Which is the better technique? Certainly my co-workers had a point that by running using Cassini instead of IIS I was opening up myself to bugs popping up when the application was deployed to a real IIS box on testing and some IIS-specific behavior arose.
But why must I hassle myself with attaching IIS to the W3wp.exe process every time I want to do a line-by-line debug my code? And I always want to be debugging, especially in this new realm of integrated ASP.Net MVC where debugging a View means you have to worry about if the bug lies in your ASP.Net code, your JQuery code, or the service(s) your .ajax or .getJSON calls are making. I didn’t mind the hassle of having to recompile every time a change needed to be made inside the Controller or Business Logic layers once it meant I could track the state of my application during events as closely as possible.

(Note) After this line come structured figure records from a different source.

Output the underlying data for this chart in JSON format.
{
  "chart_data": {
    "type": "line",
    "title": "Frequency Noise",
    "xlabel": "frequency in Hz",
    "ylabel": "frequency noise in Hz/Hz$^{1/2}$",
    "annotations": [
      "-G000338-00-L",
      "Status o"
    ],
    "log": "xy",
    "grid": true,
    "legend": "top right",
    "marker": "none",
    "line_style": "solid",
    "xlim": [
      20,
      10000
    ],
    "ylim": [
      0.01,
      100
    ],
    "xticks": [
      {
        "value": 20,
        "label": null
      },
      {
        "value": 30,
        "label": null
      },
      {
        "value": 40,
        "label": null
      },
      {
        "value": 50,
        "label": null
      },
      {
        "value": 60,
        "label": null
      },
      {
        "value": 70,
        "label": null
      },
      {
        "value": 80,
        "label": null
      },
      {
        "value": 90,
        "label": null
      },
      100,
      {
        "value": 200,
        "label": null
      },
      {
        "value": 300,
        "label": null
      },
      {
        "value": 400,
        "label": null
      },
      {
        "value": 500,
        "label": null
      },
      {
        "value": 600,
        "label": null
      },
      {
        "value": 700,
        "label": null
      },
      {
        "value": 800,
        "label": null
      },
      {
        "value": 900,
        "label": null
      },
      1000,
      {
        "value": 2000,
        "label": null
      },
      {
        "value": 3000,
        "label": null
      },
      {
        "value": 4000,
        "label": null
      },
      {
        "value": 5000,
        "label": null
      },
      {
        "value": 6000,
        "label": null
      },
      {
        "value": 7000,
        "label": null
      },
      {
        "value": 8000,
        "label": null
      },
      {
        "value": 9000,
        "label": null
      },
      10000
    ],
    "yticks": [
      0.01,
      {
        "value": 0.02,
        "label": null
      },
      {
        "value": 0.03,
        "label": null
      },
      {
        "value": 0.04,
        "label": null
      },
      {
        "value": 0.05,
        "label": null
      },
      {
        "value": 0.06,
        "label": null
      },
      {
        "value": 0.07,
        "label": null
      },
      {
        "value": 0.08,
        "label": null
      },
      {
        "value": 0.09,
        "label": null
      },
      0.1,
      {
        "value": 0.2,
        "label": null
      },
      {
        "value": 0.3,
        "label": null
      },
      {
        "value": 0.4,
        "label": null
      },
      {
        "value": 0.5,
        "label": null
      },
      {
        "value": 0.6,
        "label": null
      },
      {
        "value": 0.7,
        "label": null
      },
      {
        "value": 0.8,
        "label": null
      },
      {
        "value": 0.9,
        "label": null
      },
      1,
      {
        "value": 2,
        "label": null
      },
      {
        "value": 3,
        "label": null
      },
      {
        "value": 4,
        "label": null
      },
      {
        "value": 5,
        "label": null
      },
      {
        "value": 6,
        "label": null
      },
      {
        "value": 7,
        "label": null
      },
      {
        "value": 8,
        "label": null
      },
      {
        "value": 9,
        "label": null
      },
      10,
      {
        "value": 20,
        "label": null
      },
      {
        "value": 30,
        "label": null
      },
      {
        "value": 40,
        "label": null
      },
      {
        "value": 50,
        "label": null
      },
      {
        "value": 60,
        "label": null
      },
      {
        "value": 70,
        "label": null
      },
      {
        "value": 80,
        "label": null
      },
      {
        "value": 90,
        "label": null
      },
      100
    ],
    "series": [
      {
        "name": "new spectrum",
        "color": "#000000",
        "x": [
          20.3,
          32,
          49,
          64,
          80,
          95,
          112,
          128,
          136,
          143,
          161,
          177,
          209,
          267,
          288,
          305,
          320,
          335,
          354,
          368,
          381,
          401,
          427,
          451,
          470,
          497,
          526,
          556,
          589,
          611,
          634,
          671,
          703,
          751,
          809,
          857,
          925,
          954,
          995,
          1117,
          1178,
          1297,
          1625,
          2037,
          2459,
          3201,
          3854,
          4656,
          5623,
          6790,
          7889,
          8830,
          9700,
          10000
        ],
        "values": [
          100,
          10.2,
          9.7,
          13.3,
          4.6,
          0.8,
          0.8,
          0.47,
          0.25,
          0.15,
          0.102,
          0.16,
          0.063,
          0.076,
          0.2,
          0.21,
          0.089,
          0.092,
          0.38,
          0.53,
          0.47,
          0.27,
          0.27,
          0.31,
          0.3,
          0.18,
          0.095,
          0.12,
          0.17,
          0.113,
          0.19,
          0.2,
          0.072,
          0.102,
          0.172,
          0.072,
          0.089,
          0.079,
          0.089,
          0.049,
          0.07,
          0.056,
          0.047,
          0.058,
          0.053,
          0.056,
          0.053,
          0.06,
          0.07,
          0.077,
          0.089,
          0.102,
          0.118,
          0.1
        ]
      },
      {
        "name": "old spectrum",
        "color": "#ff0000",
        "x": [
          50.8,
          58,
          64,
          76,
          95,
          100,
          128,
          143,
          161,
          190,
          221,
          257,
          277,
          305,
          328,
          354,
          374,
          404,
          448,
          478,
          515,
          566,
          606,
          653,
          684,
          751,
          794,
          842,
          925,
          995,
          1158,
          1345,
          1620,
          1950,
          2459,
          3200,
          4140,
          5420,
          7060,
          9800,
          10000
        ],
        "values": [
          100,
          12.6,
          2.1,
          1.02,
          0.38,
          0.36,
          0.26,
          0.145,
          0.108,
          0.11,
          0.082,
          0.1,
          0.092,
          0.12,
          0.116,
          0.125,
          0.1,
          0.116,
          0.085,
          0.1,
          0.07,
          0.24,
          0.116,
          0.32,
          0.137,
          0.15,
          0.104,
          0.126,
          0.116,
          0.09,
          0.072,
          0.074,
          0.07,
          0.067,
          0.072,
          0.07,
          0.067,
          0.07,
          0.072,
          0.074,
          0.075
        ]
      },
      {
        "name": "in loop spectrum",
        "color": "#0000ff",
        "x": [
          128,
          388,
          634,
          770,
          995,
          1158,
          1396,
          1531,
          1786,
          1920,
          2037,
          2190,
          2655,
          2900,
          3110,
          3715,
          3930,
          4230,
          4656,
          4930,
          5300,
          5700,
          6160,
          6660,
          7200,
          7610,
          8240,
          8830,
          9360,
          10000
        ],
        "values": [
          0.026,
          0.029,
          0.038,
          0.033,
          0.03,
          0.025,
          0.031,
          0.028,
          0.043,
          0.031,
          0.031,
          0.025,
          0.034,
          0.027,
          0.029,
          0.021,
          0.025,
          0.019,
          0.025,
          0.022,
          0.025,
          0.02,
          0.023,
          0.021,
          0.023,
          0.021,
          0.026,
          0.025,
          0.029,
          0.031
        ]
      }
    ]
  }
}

Turns out we can have it both ways. These recommendation from Stephen Walter, although set on the topic of running an ASP.Net MVC Application specifically, are useful for any developer looking to customise the debug and run process when using Visual Studio 2008. So my coworkers and I will both be happy, because now they’ll be readily able to debug their code in real time (and engaging in a better coding practice at the same time) and I’ll be running my debug sessions on top of IIS to remove any possible hiccups from using Cassini for testing.
The settings are available on the Web tab on the Web Application Project’s properties page (ASP.Net MVC or not) and to do this I have to make sure it is set to use a local IIS virtual directory (which I’ll make right there if it isn’t set already) and that I enable the check box that allows me to make code changes without the need to stop debugging and recompile.